Had the movie continued beyond Hart’s capitulation, showing how he attempted to reconcile his personal brand of ethics with his new life outside of politics, Reitman may have been onto something. Better yet, how about shining a light on all the innocent people who got caught in the crossfire? The girl who was dragged under national scrutiny for Hart’s mistake? Or the numerous campaign staffers who staked their careers on Hart’s campaign? The most compelling character in THE FRONT RUNNER is Tom Fiedler (Steve Zissis), the Herald journo who breaks the scandal, as he compromises his already-flimsy scruples and resorts to tabloid gossip in order to keep his head above water in the rat race that’s print media.

The Front Runner face

It IS a great performance, but 95% of the movie is Jackman making this face

Thanks to Reitman’s breakneck pacing, however, Fiedler and everyone else involved in the controversy are treated as disposable plot devices rather than fully-fledged characters. There’s definitely room for commentary regarding the thematic allusions to the real world of politics, where lives are destroyed for personal profit or reputation, but the flip-side to that is the resulting movie becomes as tedious as the network newscasts it emulates.

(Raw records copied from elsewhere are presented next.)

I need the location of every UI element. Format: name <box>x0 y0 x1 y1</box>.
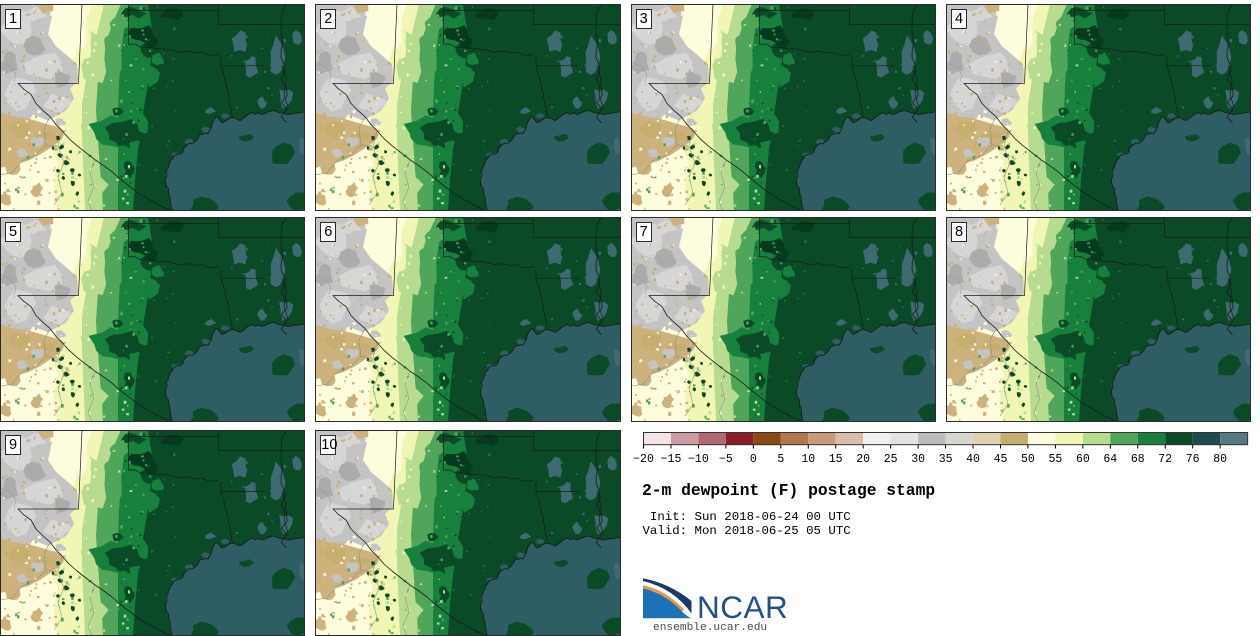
svg-text:NCAR: NCAR <box>697 589 788 625</box>
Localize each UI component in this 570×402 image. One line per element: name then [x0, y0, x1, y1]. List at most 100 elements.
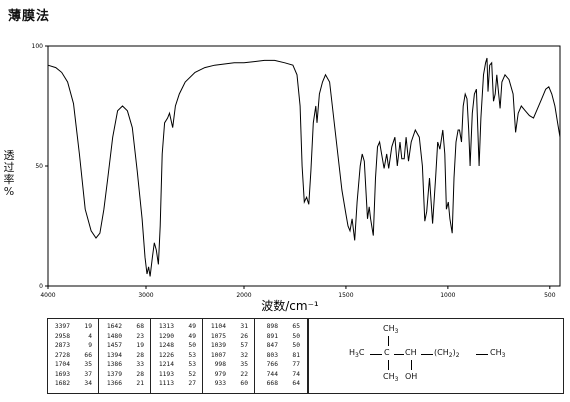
peak-row: 1313 49	[154, 322, 196, 332]
peak-transmittance: 53	[188, 351, 196, 359]
peak-row: 1248 50	[154, 341, 196, 351]
peak-wavenumber: 1704	[54, 361, 70, 368]
peak-row: 1642 68	[102, 322, 144, 332]
peak-transmittance: 49	[188, 323, 196, 330]
peak-wavenumber: 1248	[158, 342, 174, 349]
x-tick-label: 500	[544, 292, 556, 299]
peak-wavenumber: 1113	[158, 380, 174, 387]
peak-row: 766 77	[258, 360, 300, 370]
peak-row: 1039 57	[206, 341, 248, 351]
peak-transmittance: 34	[84, 380, 92, 387]
peak-column: 1104 31 1075 26 1039 57 1007 32 998 35 979 22 933 60	[206, 322, 248, 389]
peak-wavenumber: 766	[266, 361, 278, 368]
peak-wavenumber: 891	[266, 332, 278, 340]
peak-row: 2958 4	[50, 332, 92, 342]
method-label: 薄膜法	[8, 9, 51, 24]
peak-column: 1313 49 1290 49 1248 50 1226 53 1214 53 1193 52 1113…	[154, 322, 196, 389]
peak-wavenumber: 979	[214, 370, 226, 378]
peak-transmittance: 65	[292, 323, 300, 330]
peak-wavenumber: 1642	[106, 323, 122, 330]
top-methyl: CH3	[383, 324, 399, 335]
peak-transmittance: 22	[240, 370, 248, 378]
peak-row: 1007 32	[206, 351, 248, 361]
peak-row: 1386 33	[102, 360, 144, 370]
peak-wavenumber: 1039	[210, 342, 226, 349]
bond-left	[370, 354, 382, 355]
peak-wavenumber: 1457	[106, 342, 122, 349]
peak-transmittance: 21	[136, 380, 144, 387]
peak-wavenumber: 1386	[106, 361, 122, 368]
peak-transmittance: 35	[240, 361, 248, 368]
y-axis-label-char: %	[3, 185, 15, 198]
peak-column: 1642 68 1480 23 1457 19 1394 28 1386 33 1379 28 1366…	[102, 322, 144, 389]
peak-transmittance: 49	[188, 332, 196, 340]
peak-row: 1682 34	[50, 379, 92, 389]
ir-spectrum-chart: 4000 3000 2000 1500 1000 500 0 50 100 波数/cm⁻¹	[32, 43, 561, 313]
peak-transmittance: 28	[136, 370, 144, 378]
column-divider	[150, 319, 151, 393]
peak-transmittance: 53	[188, 361, 196, 368]
peak-transmittance: 28	[136, 351, 144, 359]
peak-row: 1480 23	[102, 332, 144, 342]
column-divider	[254, 319, 255, 393]
peak-row: 1113 27	[154, 379, 196, 389]
peak-row: 1104 31	[206, 322, 248, 332]
peak-wavenumber: 803	[266, 351, 278, 359]
bond-vertical-bottom	[388, 360, 389, 370]
peak-transmittance: 33	[136, 361, 144, 368]
peak-row: 933 60	[206, 379, 248, 389]
peak-row: 1193 52	[154, 370, 196, 380]
peak-wavenumber: 1193	[158, 370, 174, 378]
x-tick-label: 1500	[338, 292, 353, 299]
peak-wavenumber: 1075	[210, 332, 226, 340]
bond-oh	[411, 360, 412, 370]
y-tick-label: 0	[39, 283, 43, 290]
peak-row: 2728 66	[50, 351, 92, 361]
peak-transmittance: 31	[240, 323, 248, 330]
peak-row: 847 50	[258, 341, 300, 351]
peak-row: 1457 19	[102, 341, 144, 351]
peak-transmittance: 68	[136, 323, 144, 330]
peak-row: 1226 53	[154, 351, 196, 361]
peak-transmittance: 37	[84, 370, 92, 378]
peak-row: 1366 21	[102, 379, 144, 389]
peak-row: 803 81	[258, 351, 300, 361]
x-tick-label: 1000	[440, 292, 455, 299]
peak-transmittance: 50	[292, 332, 300, 340]
peak-transmittance: 50	[188, 342, 196, 349]
y-axis-label-char: 过	[3, 161, 15, 174]
x-tick-label: 2000	[236, 292, 251, 299]
y-tick-label: 100	[32, 43, 44, 50]
peak-row: 2873 9	[50, 341, 92, 351]
peak-wavenumber: 1480	[106, 332, 122, 340]
peak-transmittance: 26	[240, 332, 248, 340]
peak-wavenumber: 933	[214, 380, 226, 387]
peak-wavenumber: 847	[266, 342, 278, 349]
y-axis-label-char: 率	[3, 173, 15, 186]
peak-wavenumber: 998	[214, 361, 226, 368]
peak-wavenumber: 668	[266, 380, 278, 387]
propyl-chain: (CH2)2	[434, 348, 460, 359]
peak-column: 3397 19 2958 4 2873 9 2728 66 1704 35 1693 37 1682 34	[50, 322, 92, 389]
peak-row: 668 64	[258, 379, 300, 389]
peak-transmittance: 66	[84, 351, 92, 359]
x-tick-label: 4000	[40, 292, 55, 299]
peak-wavenumber: 898	[266, 323, 278, 330]
peak-wavenumber: 3397	[54, 323, 70, 330]
y-axis-label-char: 透	[3, 149, 15, 162]
peak-row: 1394 28	[102, 351, 144, 361]
peak-transmittance: 23	[136, 332, 144, 340]
peak-row: 1693 37	[50, 370, 92, 380]
peak-row: 744 74	[258, 370, 300, 380]
y-tick-label: 50	[35, 163, 43, 170]
peak-wavenumber: 1682	[54, 380, 70, 387]
peak-wavenumber: 744	[266, 370, 278, 378]
peak-transmittance: 77	[292, 361, 300, 368]
peak-transmittance: 19	[136, 342, 144, 349]
peak-transmittance: 52	[188, 370, 196, 378]
peak-row: 979 22	[206, 370, 248, 380]
peak-wavenumber: 1693	[54, 370, 70, 378]
spectrum-line	[47, 57, 561, 277]
peak-transmittance: 32	[240, 351, 248, 359]
peak-table: 3397 19 2958 4 2873 9 2728 66 1704 35 1693 37 1682 34…	[47, 318, 309, 394]
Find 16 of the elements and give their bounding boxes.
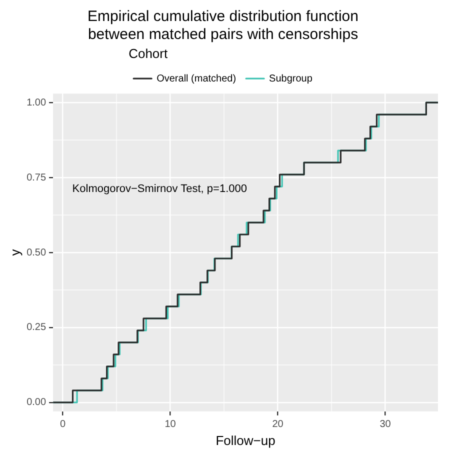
legend-title: Cohort bbox=[128, 46, 168, 62]
y-tick-label: 0.75 bbox=[26, 172, 46, 184]
legend-label: Overall (matched) bbox=[156, 73, 236, 84]
x-axis-title: Follow−up bbox=[216, 432, 276, 448]
y-tick-label: 0.50 bbox=[26, 247, 46, 258]
chart-title: Empirical cumulative distribution function between matched pairs with censorships bbox=[88, 8, 358, 44]
x-tick-label: 0 bbox=[60, 419, 66, 430]
legend-label: Subgroup bbox=[269, 73, 313, 84]
y-tick-label: 0.00 bbox=[26, 397, 46, 408]
x-tick-label: 20 bbox=[272, 419, 284, 430]
x-tick-label: 30 bbox=[380, 419, 392, 430]
y-tick-label: 0.25 bbox=[26, 322, 46, 334]
y-axis-title: y bbox=[7, 248, 22, 256]
annotation: Kolmogorov−Smirnov Test, p=1.000 bbox=[72, 182, 247, 195]
y-tick-label: 1.00 bbox=[26, 97, 46, 108]
x-tick-label: 10 bbox=[164, 419, 176, 430]
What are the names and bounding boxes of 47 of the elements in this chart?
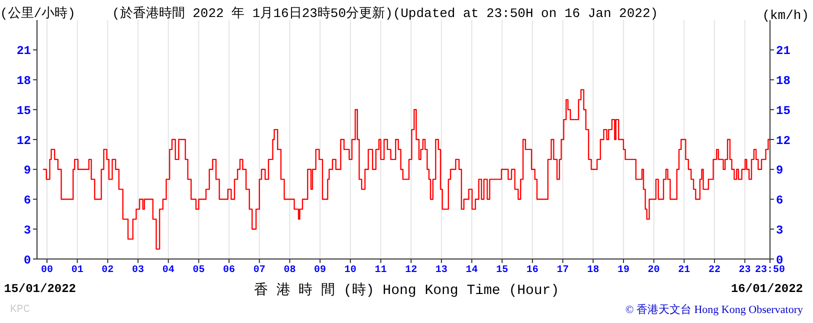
y2-tick-label: 6 (776, 194, 784, 208)
y2-tick-label: 3 (776, 223, 784, 238)
x-tick-label: 02 (102, 265, 114, 276)
x-tick-label: 15 (496, 265, 508, 276)
x-axis-title: 香 港 時 間 (時) Hong Kong Time (Hour) (254, 283, 560, 299)
y-tick-label: 9 (24, 164, 31, 178)
x-tick-label: 05 (192, 265, 205, 276)
x-tick-label: 22 (708, 265, 720, 276)
x-tick-label: 07 (253, 265, 266, 276)
y2-tick-label: 15 (776, 104, 790, 118)
x-tick-label: 11 (374, 265, 387, 276)
text: 15/01/2022 (4, 282, 76, 296)
text: 16/01/2022 (730, 282, 803, 296)
y2-tick-label: 12 (776, 134, 790, 148)
y-tick-label: 0 (24, 253, 31, 268)
x-tick-label: 12 (405, 265, 418, 276)
y-tick-label: 6 (24, 194, 31, 208)
y-tick-label: 12 (16, 134, 31, 148)
x-tick-label: 13 (435, 265, 448, 276)
y2-axis-title: (km/h) (762, 8, 809, 23)
x-tick-label: 23 (738, 265, 751, 276)
x-tick-label: 19 (617, 265, 630, 276)
x-tick-label: 18 (587, 265, 600, 276)
x-tick-label: 14 (466, 265, 478, 276)
x-tick-label: 04 (162, 265, 174, 276)
x-tick-label: 17 (556, 265, 569, 276)
x-tick-label: 08 (284, 265, 296, 276)
chart-title: (於香港時間 2022 年 1月16日23時50分更新)(Updated at 23:50H on 16 Jan 2022) (112, 5, 658, 22)
x-tick-label: 06 (223, 265, 236, 276)
x-tick-label: 00 (41, 265, 54, 276)
x-tick-label: 20 (648, 265, 660, 276)
y-tick-label: 18 (16, 74, 31, 88)
x-tick-label: 03 (132, 265, 144, 276)
x-tick-label: 10 (344, 265, 356, 276)
x-tick-label: 09 (314, 265, 326, 276)
y2-tick-label: 9 (776, 164, 784, 178)
y2-tick-label: 18 (776, 74, 790, 88)
x-tick-label: 01 (71, 265, 84, 276)
x-tick-label: 21 (678, 265, 690, 276)
text: © 香港天文台 Hong Kong Observatory (625, 302, 803, 317)
y-tick-label: 21 (16, 44, 31, 58)
y-axis-title: (公里/小時) (0, 5, 76, 22)
y2-tick-label: 21 (776, 44, 790, 58)
y-tick-label: 15 (16, 104, 31, 118)
y-tick-label: 3 (24, 223, 31, 238)
x-tick-label: 23:50 (754, 265, 786, 276)
x-tick-label: 16 (526, 265, 538, 276)
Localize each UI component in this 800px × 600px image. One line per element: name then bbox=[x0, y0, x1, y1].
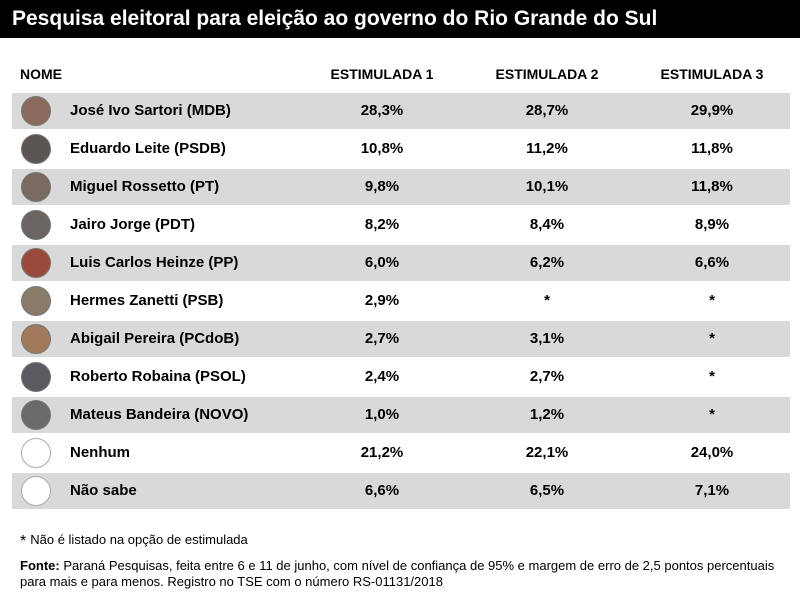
poll-value: 2,9% bbox=[364, 292, 400, 309]
poll-value: 28,7% bbox=[525, 102, 569, 119]
poll-value: 6,2% bbox=[529, 254, 565, 271]
avatar bbox=[21, 438, 51, 468]
table-row: Jairo Jorge (PDT) 8,2% 8,4% 8,9% bbox=[12, 207, 790, 243]
avatar bbox=[21, 210, 51, 240]
poll-value: 24,0% bbox=[690, 444, 734, 461]
table-row: Não sabe 6,6% 6,5% 7,1% bbox=[12, 473, 790, 509]
poll-value: 6,0% bbox=[364, 254, 400, 271]
table-row: Mateus Bandeira (NOVO) 1,0% 1,2% * bbox=[12, 397, 790, 433]
column-header: ESTIMULADA 2 bbox=[495, 66, 599, 82]
poll-value: 21,2% bbox=[360, 444, 404, 461]
poll-value: 1,2% bbox=[529, 406, 565, 423]
poll-value: 29,9% bbox=[690, 102, 734, 119]
candidate-name: Jairo Jorge (PDT) bbox=[70, 216, 196, 233]
poll-value: 6,6% bbox=[364, 482, 400, 499]
avatar bbox=[21, 134, 51, 164]
candidate-name: Mateus Bandeira (NOVO) bbox=[70, 406, 249, 423]
candidate-name: Não sabe bbox=[70, 482, 137, 499]
avatar bbox=[21, 286, 51, 316]
footnote-text: Não é listado na opção de estimulada bbox=[30, 532, 248, 547]
poll-value: 10,1% bbox=[525, 178, 569, 195]
candidate-name: Eduardo Leite (PSDB) bbox=[70, 140, 226, 157]
footnote: * Não é listado na opção de estimulada bbox=[20, 532, 248, 551]
poll-value: * bbox=[544, 292, 550, 309]
poll-value: 28,3% bbox=[360, 102, 404, 119]
avatar bbox=[21, 96, 51, 126]
column-header: NOME bbox=[20, 66, 62, 82]
candidate-name: Luis Carlos Heinze (PP) bbox=[70, 254, 239, 271]
poll-value: 11,8% bbox=[691, 140, 733, 157]
table-row: Nenhum 21,2% 22,1% 24,0% bbox=[12, 435, 790, 471]
poll-value: * bbox=[709, 292, 715, 309]
table-row: Eduardo Leite (PSDB) 10,8% 11,2% 11,8% bbox=[12, 131, 790, 167]
poll-value: 7,1% bbox=[694, 482, 730, 499]
table-row: Miguel Rossetto (PT) 9,8% 10,1% 11,8% bbox=[12, 169, 790, 205]
table-row: Roberto Robaina (PSOL) 2,4% 2,7% * bbox=[12, 359, 790, 395]
avatar bbox=[21, 476, 51, 506]
footnote-mark: * bbox=[20, 533, 27, 550]
title: Pesquisa eleitoral para eleição ao gover… bbox=[0, 0, 800, 38]
poll-value: 3,1% bbox=[529, 330, 565, 347]
poll-value: 2,4% bbox=[364, 368, 400, 385]
poll-value: 8,2% bbox=[364, 216, 400, 233]
poll-value: 8,4% bbox=[529, 216, 565, 233]
avatar bbox=[21, 324, 51, 354]
poll-value: 2,7% bbox=[529, 368, 565, 385]
source-text: Paraná Pesquisas, feita entre 6 e 11 de … bbox=[20, 558, 775, 589]
poll-value: 6,6% bbox=[694, 254, 730, 271]
candidate-name: Nenhum bbox=[70, 444, 130, 461]
poll-value: 6,5% bbox=[529, 482, 565, 499]
poll-value: 10,8% bbox=[360, 140, 404, 157]
poll-value: 9,8% bbox=[364, 178, 400, 195]
poll-value: 1,0% bbox=[364, 406, 400, 423]
source: Fonte: Paraná Pesquisas, feita entre 6 e… bbox=[20, 558, 790, 590]
candidate-name: Abigail Pereira (PCdoB) bbox=[70, 330, 240, 347]
poll-value: * bbox=[709, 368, 715, 385]
candidate-name: Roberto Robaina (PSOL) bbox=[70, 368, 246, 385]
avatar bbox=[21, 248, 51, 278]
avatar bbox=[21, 172, 51, 202]
column-header: ESTIMULADA 3 bbox=[660, 66, 764, 82]
poll-value: 22,1% bbox=[525, 444, 569, 461]
poll-value: 11,2% bbox=[526, 140, 568, 157]
avatar bbox=[21, 400, 51, 430]
avatar bbox=[21, 362, 51, 392]
table-row: José Ivo Sartori (MDB) 28,3% 28,7% 29,9% bbox=[12, 93, 790, 129]
source-label: Fonte: bbox=[20, 558, 60, 573]
table-row: Hermes Zanetti (PSB) 2,9% * * bbox=[12, 283, 790, 319]
poll-value: * bbox=[709, 330, 715, 347]
poll-value: 8,9% bbox=[694, 216, 730, 233]
candidate-name: Miguel Rossetto (PT) bbox=[70, 178, 220, 195]
candidate-name: Hermes Zanetti (PSB) bbox=[70, 292, 224, 309]
column-header: ESTIMULADA 1 bbox=[330, 66, 434, 82]
poll-value: 11,8% bbox=[691, 178, 733, 195]
poll-value: * bbox=[709, 406, 715, 423]
poll-value: 2,7% bbox=[364, 330, 400, 347]
candidate-name: José Ivo Sartori (MDB) bbox=[70, 102, 231, 119]
table-row: Luis Carlos Heinze (PP) 6,0% 6,2% 6,6% bbox=[12, 245, 790, 281]
table-row: Abigail Pereira (PCdoB) 2,7% 3,1% * bbox=[12, 321, 790, 357]
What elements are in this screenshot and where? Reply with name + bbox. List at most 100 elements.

I know the kind of article THE FRONT RUNNER wants me to write: If a handsome, strapping, popular, charismatic liberal can lose the presidency over an indiscretion with a woman, why can’t the same be true for the big bad orange meanie currently sitting in the oval office? Unfortunately, this is one question I can’t be bothered to humor. Not because of the frivolity of Reitman placing one philanderer on a pedestal to drag another, mind you, though that would be a good enough excuse on its own. No, it’s simply impossible to take this drama seriously when it is more concerned with generating buzz than actual conversations.

Centered around a skilled orator hustling for the national spotlight, Reitman’s biopic is more autobiographical than he’d probably care to admit. THE FRONT RUNNER’s only political aim is to gather Academy votes, and its dedication to that before all else is exactly what will seal its fate when the list of Oscar nominees is finally released. Sorry Jason, I love your work, but THE POST was not proof that dry politik can thrive in the current awards climate, only that Spielberg has a lot of friends in the industry. You’ll have better luck with TULLY anyway.

Ed Dutcher
Ed Dutcher is the Video Games Editor here at Merry-Go-Round. The last time Ed had a meal that wasn't microwaved, George W. Bush was president. He only learned to read so that he could play Pokemon.